Imaginary Friends

Angels and Spirit Guides

Do you remember when you were younger and you had imaginary friends?

These imaginary friends were either angels or spirit guides. The difference between angels and spirit guides are that angels never lived in earthly bodies. They have always been in spirit form whereas spirit guides once inhabited the earth as humans. These spirit guides/angels comforted the children at specific times in their lives.

It is said that we have at least two guardian angels with us our whole lives, one who is a more dominant presence who continually reminds us to stay on track with our divine purpose and the other who is a more gentle angel who brings constant comfort. Aside from our guardian angels, there are many angels and spirit guides who come and go in our lives depending on our specific needs at the time.

Angels are non-threatening, pure love beings. They will never cause you to feel afraid. Their presence is always welcome, peaceful and comforting.

Spirit guides, on the other hand, have been human before, and can understand what we go through here on earth, our trials and tribulations, frustrations and fears. They may also be deceased family members who watch over us.

Children see these spirit guides and angels very plainly and clearly. They accept their presence naturally and don’t filter out what they see. It is only after being ridiculed or made to feel that we are imagining things that we lose this natural sight, even though our angels and spirit guides are still there, just waiting to help us if we ask.
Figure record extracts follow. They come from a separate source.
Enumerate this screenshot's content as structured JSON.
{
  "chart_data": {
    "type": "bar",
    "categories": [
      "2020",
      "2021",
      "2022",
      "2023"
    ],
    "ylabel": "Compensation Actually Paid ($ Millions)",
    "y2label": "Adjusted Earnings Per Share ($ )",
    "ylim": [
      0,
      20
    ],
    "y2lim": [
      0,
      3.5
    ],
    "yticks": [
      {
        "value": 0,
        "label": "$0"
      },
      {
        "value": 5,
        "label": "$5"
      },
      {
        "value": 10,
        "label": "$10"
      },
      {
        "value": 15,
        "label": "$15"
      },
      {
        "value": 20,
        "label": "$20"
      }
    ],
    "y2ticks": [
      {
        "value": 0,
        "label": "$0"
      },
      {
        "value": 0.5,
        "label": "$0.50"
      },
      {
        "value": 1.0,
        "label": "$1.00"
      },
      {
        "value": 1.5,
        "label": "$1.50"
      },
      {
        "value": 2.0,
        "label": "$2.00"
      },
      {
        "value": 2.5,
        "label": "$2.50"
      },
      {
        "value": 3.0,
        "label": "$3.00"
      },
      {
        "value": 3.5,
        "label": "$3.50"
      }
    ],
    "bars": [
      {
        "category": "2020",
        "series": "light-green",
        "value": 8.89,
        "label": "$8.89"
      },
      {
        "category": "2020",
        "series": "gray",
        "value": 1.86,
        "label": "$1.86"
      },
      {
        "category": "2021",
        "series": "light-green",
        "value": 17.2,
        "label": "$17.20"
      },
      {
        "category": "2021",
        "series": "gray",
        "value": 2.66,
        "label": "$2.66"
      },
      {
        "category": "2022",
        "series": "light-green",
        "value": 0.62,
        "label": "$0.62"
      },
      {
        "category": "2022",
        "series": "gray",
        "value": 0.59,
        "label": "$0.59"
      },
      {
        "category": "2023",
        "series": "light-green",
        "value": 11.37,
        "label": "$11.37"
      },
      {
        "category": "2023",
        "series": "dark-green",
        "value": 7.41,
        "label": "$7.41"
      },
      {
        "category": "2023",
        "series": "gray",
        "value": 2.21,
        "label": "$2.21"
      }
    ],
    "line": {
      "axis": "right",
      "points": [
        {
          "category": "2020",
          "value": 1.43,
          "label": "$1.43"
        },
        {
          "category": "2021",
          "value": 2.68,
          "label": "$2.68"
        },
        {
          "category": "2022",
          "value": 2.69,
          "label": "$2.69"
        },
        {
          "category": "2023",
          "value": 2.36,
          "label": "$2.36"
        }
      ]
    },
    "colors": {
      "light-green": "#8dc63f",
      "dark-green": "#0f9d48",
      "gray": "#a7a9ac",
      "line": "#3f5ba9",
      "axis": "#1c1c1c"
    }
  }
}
It is sad that so often, they cannot do very much for us except in situations where we would die before our time. It is only then that they can intervene due to the laws of free will. We must ask for their help and they so want to help us. Nothing is too trivial to ask for. Ask them to give you a sign that they are with you and pay attention to what you see, hear, feel and sense. Your world can be so much sweeter if you invite them into it. You need not ever feel alone again.

It is interesting to note that these imaginary friends often show up at times of stress, fear and loneliness.  

For example, my sister and I had Martha and Mary. They played with us on the swings in my father’s back yard when we were around 4 and 6 years old.  They only showed up when we were at my father’s house which is interesting because my parents were divorced and my sister and I often felt confused and lonely when we were at my dad’s.  I don’t think he knew what to do with us so we were often left to our own devices when we had visitation with him, but Martha and Mary were always there to keep us company and make us feel safe.

My cousin was kind of an only child as her brother was much older and had already gotten married and lived in his own home.  I remember how much she loved sleeping at our house because she was often alone.  She had Tim and Bim and they were so real that we just accepted them without giving it a second thought.  Tim and Bim were my cousin’s closest friends and she talked about them so much, my sister and I felt like we knew them.

My grandson died in a daycare at 3 ½ months old.  My granddaughter, who was 4 at the time, was at the same daycare with him when he passed.  It was a lot to deal with at 4 years old and she surely couldn’t process her feelings at such a young and tender age. Her and her baby brother had a very special connection and I believe they very much still do.  She often snuggled with his blanket, and was chattering about and appeared to be completely engaged playing with someone who was very present. When asked about it, she very plainly stated that she was playing with her brother.